Greenpeace Zodiac with film crew disrupts the transfer of whales from a harpoon ship to the Russian factory ship Dalniy Vostok. Mid North Pacific Ocean, between Mexico and Hawaii.

By: Addison Wylie

Ecology activists finally have their own Muscle Shoals.  Just as Muscle Shoals made audiences feel as if they were living through incredible years of music, Jerry Rothwell’s How to Change the World takes the viewer through a vivid recollection of the conception of Greenpeace.

Paul Watson, Patrick Moore among others (including Robert Hunter, who co-founded the movement which promotes anti-war and eco-friendliness) are interviewed about various expeditions that were eye-openers to the public and earned Greenpeace worldwide glory.  Rothwell also utilizes archival footage documented from these missions, and flawlessly interweaves them into the sentiment each crew member exudes.

If the filmmaker opted not to show any visuals and use basic voiceovers, it would be very hard for the average movie goer to decipher what was shot in the past and what was recorded in the present.  The activists may have aged, but their passion hasn’t withered since these early protests.  Rothwell also allows the interviewees to open up about how fame and fellow egos could often intersect with other viewpoints within Greenpeace and during the planning of protests.

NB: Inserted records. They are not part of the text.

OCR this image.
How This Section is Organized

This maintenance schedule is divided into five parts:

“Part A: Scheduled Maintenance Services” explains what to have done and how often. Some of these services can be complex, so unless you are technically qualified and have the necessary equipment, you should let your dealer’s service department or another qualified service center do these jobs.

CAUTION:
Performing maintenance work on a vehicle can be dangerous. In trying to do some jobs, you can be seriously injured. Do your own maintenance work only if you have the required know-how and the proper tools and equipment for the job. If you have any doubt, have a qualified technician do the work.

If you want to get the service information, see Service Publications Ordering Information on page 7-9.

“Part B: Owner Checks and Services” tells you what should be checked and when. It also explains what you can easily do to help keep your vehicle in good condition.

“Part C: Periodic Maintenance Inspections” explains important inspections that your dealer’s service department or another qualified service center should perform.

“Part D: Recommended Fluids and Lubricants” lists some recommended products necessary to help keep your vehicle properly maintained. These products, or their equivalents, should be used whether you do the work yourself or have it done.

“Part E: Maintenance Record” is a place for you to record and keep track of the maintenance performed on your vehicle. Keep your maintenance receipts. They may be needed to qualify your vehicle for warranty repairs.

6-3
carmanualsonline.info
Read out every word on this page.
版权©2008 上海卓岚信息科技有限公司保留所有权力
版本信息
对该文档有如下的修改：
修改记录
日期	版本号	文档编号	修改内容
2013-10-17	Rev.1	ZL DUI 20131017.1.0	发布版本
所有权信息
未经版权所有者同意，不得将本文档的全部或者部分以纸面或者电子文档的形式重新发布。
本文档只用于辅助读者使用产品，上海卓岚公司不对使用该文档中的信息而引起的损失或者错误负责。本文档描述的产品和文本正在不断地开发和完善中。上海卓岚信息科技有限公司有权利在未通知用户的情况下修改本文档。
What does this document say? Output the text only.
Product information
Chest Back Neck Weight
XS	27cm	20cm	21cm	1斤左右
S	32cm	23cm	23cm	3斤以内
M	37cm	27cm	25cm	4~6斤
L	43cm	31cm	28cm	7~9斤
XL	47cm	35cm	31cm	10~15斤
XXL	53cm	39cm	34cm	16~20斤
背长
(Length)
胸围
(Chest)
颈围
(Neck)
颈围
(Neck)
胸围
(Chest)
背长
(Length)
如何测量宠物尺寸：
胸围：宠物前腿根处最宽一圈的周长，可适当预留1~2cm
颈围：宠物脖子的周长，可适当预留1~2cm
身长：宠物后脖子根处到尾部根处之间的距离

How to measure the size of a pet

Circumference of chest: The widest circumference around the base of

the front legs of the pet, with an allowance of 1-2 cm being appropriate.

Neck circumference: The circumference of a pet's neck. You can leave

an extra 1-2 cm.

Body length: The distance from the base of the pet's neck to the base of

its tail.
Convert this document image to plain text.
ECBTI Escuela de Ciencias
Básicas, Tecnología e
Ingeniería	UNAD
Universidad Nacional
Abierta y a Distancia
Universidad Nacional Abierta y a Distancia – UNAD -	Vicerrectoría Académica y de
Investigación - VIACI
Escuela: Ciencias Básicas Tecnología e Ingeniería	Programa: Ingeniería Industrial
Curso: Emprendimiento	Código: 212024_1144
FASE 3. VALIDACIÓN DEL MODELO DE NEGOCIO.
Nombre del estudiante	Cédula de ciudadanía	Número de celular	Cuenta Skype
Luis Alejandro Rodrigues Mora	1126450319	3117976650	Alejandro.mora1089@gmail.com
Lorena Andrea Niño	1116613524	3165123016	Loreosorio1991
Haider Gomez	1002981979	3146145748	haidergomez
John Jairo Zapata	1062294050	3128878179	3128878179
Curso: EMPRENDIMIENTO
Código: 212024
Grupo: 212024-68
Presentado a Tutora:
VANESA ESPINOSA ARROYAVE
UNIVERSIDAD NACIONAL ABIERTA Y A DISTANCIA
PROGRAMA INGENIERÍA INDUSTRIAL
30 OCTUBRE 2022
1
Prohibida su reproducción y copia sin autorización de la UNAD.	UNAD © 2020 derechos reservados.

The best parts of How to Change the World happen during the older footage aboard the Greenpeace Zodiac.  The viewer legitimately feels as if they’re banding with these skilled individuals.  We feel as if we’re part of something important.  Mind you, Rothwell pushes his luck by believing this tactic can solely keep his overlong documentary afloat.  Just like a tangled fishing net, the film has its fair share of baggy snags when the doc bobs idly – waiting for another significant mission to take place.  However, Rothwell’s How to Change the World makes for a unique cinematic journey nonetheless.